Heimat ist also schwerlich das, was hinter uns liegt. Wir sollten, statt ständig in den verzerrenden seitenverkehrten Rückspiegel zu blicken,  lieber versuchen, unsere Ideale und Träume nicht zu gering anzusetzen und Schritt für Schritt zu verwirklichen. Heimat liegt vorne. Heimat ist das, wo wir hinwollen. Das kann das Dorf unserer Kindheit sein, in dem ein einziger Landwirt zehnmal so viel produziert, wie früher das ganze Dorf mitsamt den städtischen Erntehelfern. Das kann der Jungle der Großstädte sein, in denen immer mehr Menschen Ersatz für einen individuellen Lebenssinn finden. Auch in den armen Ländern finden die Menschen mehr Ersatz als Existenzgrundlage. Allerdings leben wir im Zeitalter der Megastädte. Das lässt sich planmäßig nicht verhindern oder auch nur verändern, genauso wenig wie man homogene Völker schaffen kann, seit achtzig Jahren wissen wir zudem, dass es keine Rassen gibt. Die Zukunft lässt sich nicht voraussehen, deshalb auch nicht planen und gestalten; die Vergangenheit kann man ebenfalls nicht verändern oder verhindern.  Wir müssen mit der Gegenwart leben.

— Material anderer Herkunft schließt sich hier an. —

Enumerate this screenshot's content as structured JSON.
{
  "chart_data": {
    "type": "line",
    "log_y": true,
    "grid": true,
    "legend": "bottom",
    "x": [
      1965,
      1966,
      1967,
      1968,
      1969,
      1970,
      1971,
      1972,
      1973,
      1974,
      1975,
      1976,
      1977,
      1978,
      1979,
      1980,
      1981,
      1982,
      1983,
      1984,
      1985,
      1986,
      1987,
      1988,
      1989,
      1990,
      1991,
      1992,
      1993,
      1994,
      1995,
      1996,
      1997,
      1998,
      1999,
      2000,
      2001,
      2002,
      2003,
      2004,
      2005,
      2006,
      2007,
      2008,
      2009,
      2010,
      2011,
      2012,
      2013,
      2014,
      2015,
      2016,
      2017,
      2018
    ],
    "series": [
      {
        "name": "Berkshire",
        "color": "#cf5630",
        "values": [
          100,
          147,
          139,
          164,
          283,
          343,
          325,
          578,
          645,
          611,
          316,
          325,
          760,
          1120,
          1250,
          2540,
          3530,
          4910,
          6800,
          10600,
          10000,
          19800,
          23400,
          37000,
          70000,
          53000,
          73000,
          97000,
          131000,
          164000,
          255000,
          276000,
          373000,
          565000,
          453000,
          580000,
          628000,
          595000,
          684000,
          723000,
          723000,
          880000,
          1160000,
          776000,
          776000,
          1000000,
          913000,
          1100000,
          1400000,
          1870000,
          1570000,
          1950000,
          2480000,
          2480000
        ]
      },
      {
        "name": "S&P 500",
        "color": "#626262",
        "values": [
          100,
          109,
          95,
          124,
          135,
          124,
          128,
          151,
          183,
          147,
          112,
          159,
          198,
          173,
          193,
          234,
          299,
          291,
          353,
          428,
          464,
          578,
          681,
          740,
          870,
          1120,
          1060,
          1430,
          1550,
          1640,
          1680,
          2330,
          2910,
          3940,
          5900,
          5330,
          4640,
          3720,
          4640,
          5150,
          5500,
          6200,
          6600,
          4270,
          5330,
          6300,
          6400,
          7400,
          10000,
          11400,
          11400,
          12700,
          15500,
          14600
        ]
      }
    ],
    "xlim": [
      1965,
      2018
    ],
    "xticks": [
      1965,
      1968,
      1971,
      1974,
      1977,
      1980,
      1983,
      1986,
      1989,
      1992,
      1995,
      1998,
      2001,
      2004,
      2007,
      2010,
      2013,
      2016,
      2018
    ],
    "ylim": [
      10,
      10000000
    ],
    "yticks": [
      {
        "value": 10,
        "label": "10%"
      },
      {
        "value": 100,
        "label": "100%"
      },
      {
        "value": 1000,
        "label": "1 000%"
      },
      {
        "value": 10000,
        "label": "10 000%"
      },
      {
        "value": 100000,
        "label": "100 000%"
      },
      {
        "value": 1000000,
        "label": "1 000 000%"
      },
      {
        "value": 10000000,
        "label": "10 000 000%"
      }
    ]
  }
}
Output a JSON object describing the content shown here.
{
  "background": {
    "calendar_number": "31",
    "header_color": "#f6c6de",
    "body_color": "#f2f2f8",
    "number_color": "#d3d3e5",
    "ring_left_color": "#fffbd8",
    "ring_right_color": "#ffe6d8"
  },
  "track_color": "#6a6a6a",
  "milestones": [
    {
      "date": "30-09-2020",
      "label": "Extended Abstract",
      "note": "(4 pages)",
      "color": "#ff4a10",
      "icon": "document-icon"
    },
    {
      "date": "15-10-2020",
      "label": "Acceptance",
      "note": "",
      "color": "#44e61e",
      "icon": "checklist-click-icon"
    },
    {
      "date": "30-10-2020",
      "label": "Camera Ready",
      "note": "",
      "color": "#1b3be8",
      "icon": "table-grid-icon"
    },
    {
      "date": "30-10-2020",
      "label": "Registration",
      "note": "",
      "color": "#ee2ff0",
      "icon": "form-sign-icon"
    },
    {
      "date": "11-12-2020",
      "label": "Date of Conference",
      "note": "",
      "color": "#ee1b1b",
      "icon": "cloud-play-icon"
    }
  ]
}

Wir müssen den Zufall akzeptieren. Wir müssen das Narrativ als der Wirklichkeit gleichgeartet anerkennen. Wir müssen mit dem Raum auskommen, in den uns das Leben oder sogar unser Wille gestellt hat. Das ist keinesfalls Fatalismus, sondern im Gegenteil eine Freiheit, die ihre Bedingungen mitbedenkt, eine Ordnung, die niemanden einsperrt oder wegschickt, ein Kanon mit unendlich vielen freien Stimmen, die sich alle auf ‚tun‘ reimen.

Das ist alles nicht neu, muss aber immer wieder, in jeder Generation, an jedem Ort, neu gedacht werden. Wiederholung ist zwar die Schwester der Langeweile, aber auch die Mutter der Weisheit.